= Superconducting coherence length =

Characteristic length in a superconductor

In superconductivity, the superconducting coherence length, usually denoted as $\xi$ (Greek lowercase xi), is the characteristic exponent of the variations of the density of superconducting component.

The superconducting coherence length is one of two parameters in the Ginzburg–Landau theory of superconductivity. It is given by:
$\xi = \sqrt{\frac{\hbar^2}{2 m^* |\alpha(T)|}}$

where $\alpha(T)$ is a parameter in the Ginzburg–Landau equation for $\psi$ with the form $\alpha_0 (T-T_c)$, where $\alpha_0$ is a constant.

In Landau mean-field theory, at temperatures $T$ near the superconducting critical temperature $T_c$, $\xi (T) \propto (1-T/T_c)^{-\frac{1}{2}}$. Up to a factor of $\sqrt{2}$, it is equivalent to the characteristic exponent describing a recovery of the order parameter away from a perturbation in the theory of the second order phase transitions.

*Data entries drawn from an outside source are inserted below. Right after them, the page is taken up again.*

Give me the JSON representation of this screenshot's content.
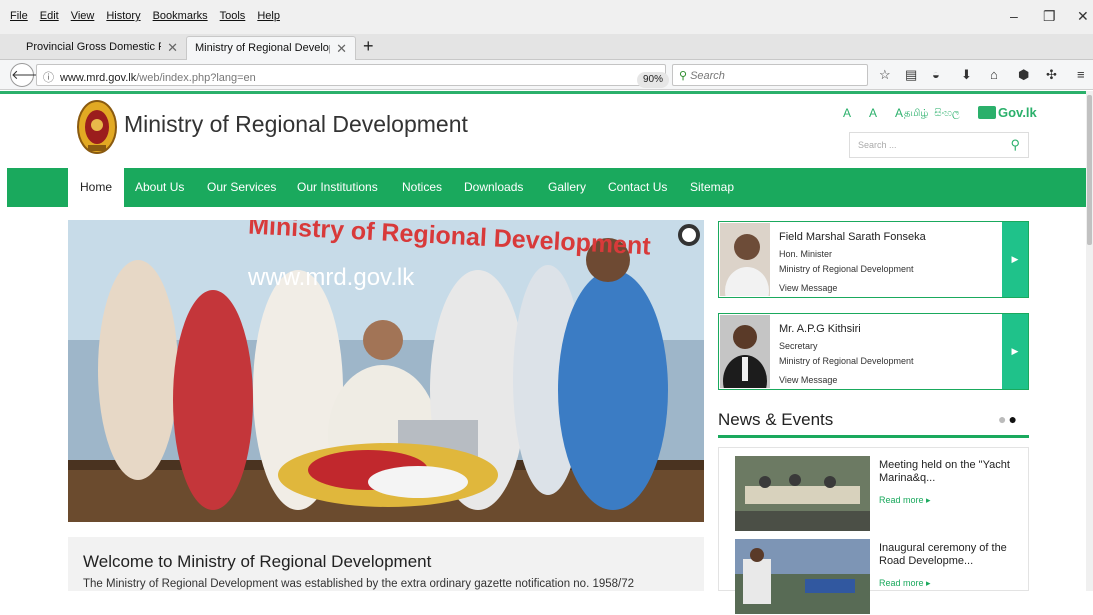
{
  "browser": {
    "menu": [
      "File",
      "Edit",
      "View",
      "History",
      "Bookmarks",
      "Tools",
      "Help"
    ],
    "window_controls": {
      "minimize": "–",
      "restore": "❐",
      "close": "✕"
    },
    "tabs": [
      {
        "label": "Provincial Gross Domestic Produ",
        "active": false
      },
      {
        "label": "Ministry of Regional Developme",
        "active": true
      }
    ],
    "new_tab": "+",
    "tab_close": "✕",
    "url_host": "www.mrd.gov.lk",
    "url_path": "/web/index.php?lang=en",
    "zoom": "90%",
    "search_placeholder": "Search",
    "toolbar_icons": [
      "star-icon",
      "reading-list-icon",
      "pocket-icon",
      "download-icon",
      "home-icon",
      "extension-icon",
      "puzzle-icon",
      "hamburger-menu-icon"
    ]
  },
  "site": {
    "title": "Ministry of Regional Development",
    "font_sizes": "A A A",
    "languages": [
      "தமிழ்",
      "සිංහල"
    ],
    "gov_logo": "Gov.lk",
    "search_placeholder": "Search ...",
    "nav": [
      "Home",
      "About Us",
      "Our Services",
      "Our Institutions",
      "Notices",
      "Downloads",
      "Gallery",
      "Contact Us",
      "Sitemap"
    ],
    "active_nav": "Home",
    "accent_color": "#1aa95d"
  },
  "hero": {
    "banner_title": "Ministry of Regional Development",
    "banner_url": "www.mrd.gov.lk"
  },
  "profiles": [
    {
      "name": "Field Marshal Sarath Fonseka",
      "role": "Hon. Minister",
      "dept": "Ministry of Regional Development",
      "link": "View Message"
    },
    {
      "name": "Mr. A.P.G Kithsiri",
      "role": "Secretary",
      "dept": "Ministry of Regional Development",
      "link": "View Message"
    }
  ],
  "news": {
    "heading": "News & Events",
    "items": [
      {
        "title": "Meeting held on the \"Yacht Marina&q...",
        "more": "Read more ▸"
      },
      {
        "title": "Inaugural ceremony of the Road Developme...",
        "more": "Read more ▸"
      }
    ]
  },
  "welcome": {
    "title": "Welcome to Ministry of Regional Development",
    "text": "The Ministry of Regional Development was established by the extra ordinary gazette notification no. 1958/72"
  }
}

In some special limiting cases, for example in the weak-coupling BCS theory of isotropic s-wave superconductor it is related to characteristic Cooper pair size:

$\xi_{BCS} = \frac{\hbar v_f}{\pi \Delta}$

where $\hbar$ is the reduced Planck constant, $m$ is the mass of a Cooper pair (twice the electron mass), $v_f$ is the Fermi velocity, and $\Delta$ is the superconducting energy gap. The superconducting coherence length is a measure of the size of a Cooper pair (distance between the two electrons) and is of the order of $10^{-4}$ cm. The electron near or at the Fermi surface moving through the lattice of a metal produces behind itself an attractive potential of range of the order of $3\times 10^{-6}$ cm, the lattice distance being of order $10^{-8}$ cm. For a very authoritative explanation based on physical intuition see the CERN article by V.F. Weisskopf.

The ratio $\kappa = \lambda/\xi$, where $\lambda$ is the London penetration depth, is known as the Ginzburg–Landau parameter. Type-I superconductors are those with $0<\kappa<1/\sqrt{2}$, and type-II superconductors are those with $\kappa>1/\sqrt{2}$.

In strong-coupling, anisotropic and multi-component theories these expressions are modified.